Measuring resistors such as are used in arrangements for measuring currents, for example, are resistors which are connected in series into the electric circuit to be measured, the voltage dropped across said measuring resistor being used for determining the current intensity. In this case, with regard to precision, stringent requirements are made of measuring resistors, that is to say of the absolute accuracy of the resistance and the greatest possible independence with respect to temperature fluctuations. Both factors have a significant influence on the obtainable measuring accuracy of the current measuring arrangements.
These requirements constitute the major reason why measuring resistors in circuit arrangements for current measurement according to the prior art are predominantly embodied as discrete, external components. Alongside the absolute accuracy of the resistance which can be controlled very well in the case of discrete components, a low temperature dependence can also be achieved here by suitable selection of the materials, the construction and the production technology. The temperature dependence of a component is described by the temperature coefficient, which specifies the temperature drift per 1 kelvin. The unit ppm/K is customary in this case. A normal discrete metal film resistor has a temperature coefficient of 100 ppm/K, that is to say that it changes its resistance by 0.01% (100 ppm) for a temperature change of 1 kelvin. Discrete precision resistors, by contrast, drift only by a value of 25 ppm/K. The sensitivity of precision measuring devices to disturbing temperature influences should nevertheless be significantly reduced further by suitable active temperature correction of said precision measuring devices.
The continuously advancing demand for integration of components into semiconductor bodies with a small area requirement also relates to the integration of measuring resistors in semiconductor circuit arrangements for measuring the current intensity. The above-described factors of the absolute accuracy of the resistance and the greatest possible independence with respect to temperature fluctuations constitute the major challenges in this case, too. Due to the embodiment as a resistor structure in an integrated semiconductor body and the associated production-technological tolerances and also the temperature coefficients based on the material properties (silicon) used, in this case it is not possible, however, to achieve the precision with regard to resistance and temperature coefficient as known from discrete, external components.

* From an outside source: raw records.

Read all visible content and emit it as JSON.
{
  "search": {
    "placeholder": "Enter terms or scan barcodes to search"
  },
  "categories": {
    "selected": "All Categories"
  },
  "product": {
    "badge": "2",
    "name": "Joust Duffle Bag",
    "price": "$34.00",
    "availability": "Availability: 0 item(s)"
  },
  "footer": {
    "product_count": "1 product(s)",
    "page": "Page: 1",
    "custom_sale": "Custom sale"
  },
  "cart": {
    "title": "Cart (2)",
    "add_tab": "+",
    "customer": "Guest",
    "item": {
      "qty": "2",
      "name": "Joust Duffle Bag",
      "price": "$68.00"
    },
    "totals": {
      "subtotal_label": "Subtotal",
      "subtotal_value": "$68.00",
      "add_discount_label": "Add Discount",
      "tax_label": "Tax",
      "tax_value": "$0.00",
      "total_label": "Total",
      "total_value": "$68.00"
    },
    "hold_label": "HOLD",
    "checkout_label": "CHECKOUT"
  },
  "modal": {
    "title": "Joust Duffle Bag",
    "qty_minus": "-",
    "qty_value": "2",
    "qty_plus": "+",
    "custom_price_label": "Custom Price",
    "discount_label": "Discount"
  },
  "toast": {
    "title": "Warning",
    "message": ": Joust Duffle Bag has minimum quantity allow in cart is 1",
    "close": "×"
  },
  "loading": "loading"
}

In order to obtain the desired absolute accuracy of the resistance of a resistor structure integrated into a semiconductor body, it is known to integrate so-called laser fuses into said resistor structure in the production process. These are interruptible connection bridges in the resistor structure of the semiconductor body, which are severed in a targeted manner in order to obtain a precise adjustment of the resistor structure to the desired resistance. This is effected for example by the energy of a pulsed laser, for example a Neodymian YAG laser, which melts the metal track of the fuse arrangement locally, that is to say in a typical width of 2 to approximately 5 μm, and interrupts it in this way.
However, the temperature coefficient of such a resistor structure integrated into a semiconductor body according to the prior art is still subject to the production-technological tolerances and material properties inherent in the creation of semiconductor bodies and can influence the desired measurement results in an impermissible manner.